La doyenne des brasseries artisanales françaises indépendantes perpétue un savoir-faire ancestral tout en innovant au coeur de l’Alsace.


Iconique dans l’Est de la France, cette brasserie, située à quelques kilomètres de Strasbourg, une terre de bières par excellence, est née en 1640 à Hochfelden, au milieu des champs de houblon. Installées dans le Bas-Rhin depuis presque quatre siècles, des générations de brasseurs se sont transmis ce savoir-faire unique. Baptisée Meteor en 1925, elle a résisté aux assauts du temps et de la concurrence, faisant d’elle le dernier des Mohicans dans une région qui a vu au XXème siècle les brasseurs indépendants jeter l’éponge ou se faire croquer par des plus gros.


Brassage et union

Les prémices de cette saga démarrent avec Jean Klein qui installe au XVIIe siècle sa brasserie sur l’actuel site Meteor. Durant des décennies, la brasserie s’épanouit, jusqu’en 1844, année où Martin Metzger, jeune brasseur de Strasbourg, s’y établit avec son épouse.
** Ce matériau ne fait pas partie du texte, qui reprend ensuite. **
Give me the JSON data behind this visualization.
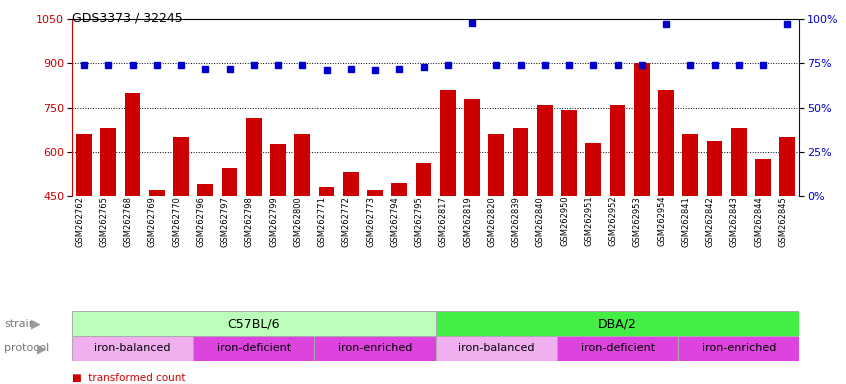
{
  "title": "GDS3373 / 32245",
  "samples": [
    "GSM262762",
    "GSM262765",
    "GSM262768",
    "GSM262769",
    "GSM262770",
    "GSM262796",
    "GSM262797",
    "GSM262798",
    "GSM262799",
    "GSM262800",
    "GSM262771",
    "GSM262772",
    "GSM262773",
    "GSM262794",
    "GSM262795",
    "GSM262817",
    "GSM262819",
    "GSM262820",
    "GSM262839",
    "GSM262840",
    "GSM262950",
    "GSM262951",
    "GSM262952",
    "GSM262953",
    "GSM262954",
    "GSM262841",
    "GSM262842",
    "GSM262843",
    "GSM262844",
    "GSM262845"
  ],
  "transformed_count": [
    660,
    680,
    800,
    470,
    650,
    490,
    545,
    715,
    625,
    660,
    480,
    530,
    470,
    495,
    560,
    810,
    780,
    660,
    680,
    760,
    740,
    630,
    760,
    900,
    810,
    660,
    635,
    680,
    575,
    650
  ],
  "percentile_rank": [
    74,
    74,
    74,
    74,
    74,
    72,
    72,
    74,
    74,
    74,
    71,
    72,
    71,
    72,
    73,
    74,
    98,
    74,
    74,
    74,
    74,
    74,
    74,
    74,
    97,
    74,
    74,
    74,
    74,
    97
  ],
  "ylim_left": [
    450,
    1050
  ],
  "ylim_right": [
    0,
    100
  ],
  "yticks_left": [
    450,
    600,
    750,
    900,
    1050
  ],
  "yticks_right": [
    0,
    25,
    50,
    75,
    100
  ],
  "bar_color": "#cc0000",
  "dot_color": "#0000cc",
  "strain_groups": [
    {
      "label": "C57BL/6",
      "start": 0,
      "end": 15,
      "color": "#bbffbb"
    },
    {
      "label": "DBA/2",
      "start": 15,
      "end": 30,
      "color": "#44ee44"
    }
  ],
  "protocol_groups": [
    {
      "label": "iron-balanced",
      "start": 0,
      "end": 5,
      "color": "#f0b0f0"
    },
    {
      "label": "iron-deficient",
      "start": 5,
      "end": 10,
      "color": "#dd44dd"
    },
    {
      "label": "iron-enriched",
      "start": 10,
      "end": 15,
      "color": "#dd44dd"
    },
    {
      "label": "iron-balanced",
      "start": 15,
      "end": 20,
      "color": "#f0b0f0"
    },
    {
      "label": "iron-deficient",
      "start": 20,
      "end": 25,
      "color": "#dd44dd"
    },
    {
      "label": "iron-enriched",
      "start": 25,
      "end": 30,
      "color": "#dd44dd"
    }
  ]
}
Il agrandit et modernise les lieux, puis son fils, Alfred, lui donne un nouvel essor. En 1898, l’union de sa fille unique, Louise, avec Louis Haag, fils aîné d’une lignée de brasseurs installée à Ingwiller, pose la première pierre de l’édifice de la Brasserie Metzger-Haag.

Forte pression

C’est le temps des grandes métamorphoses et en 1925, passionné d’astronomie, il rebaptise sa brasserie "Meteor". Deux ans plus tard, de retour d’un voyage en Tchécoslovaquie, où les bières de type Pilsner sont légion, Louis élabore la légendaire "Meteor Pils", une recette au houblon Tchèque "Saaz", auquel il ajoute un houblon alsacien. Une première en France et une bière auréolée de plusieurs médailles d’or. Fin des années 60, le marché décline, les brasseries disparaissent une à une. Mais grâce à la ténacité de Michel Haag, le père d’Edouard, l’actuel dirigeant, Meteor résiste et conserve son indépendance.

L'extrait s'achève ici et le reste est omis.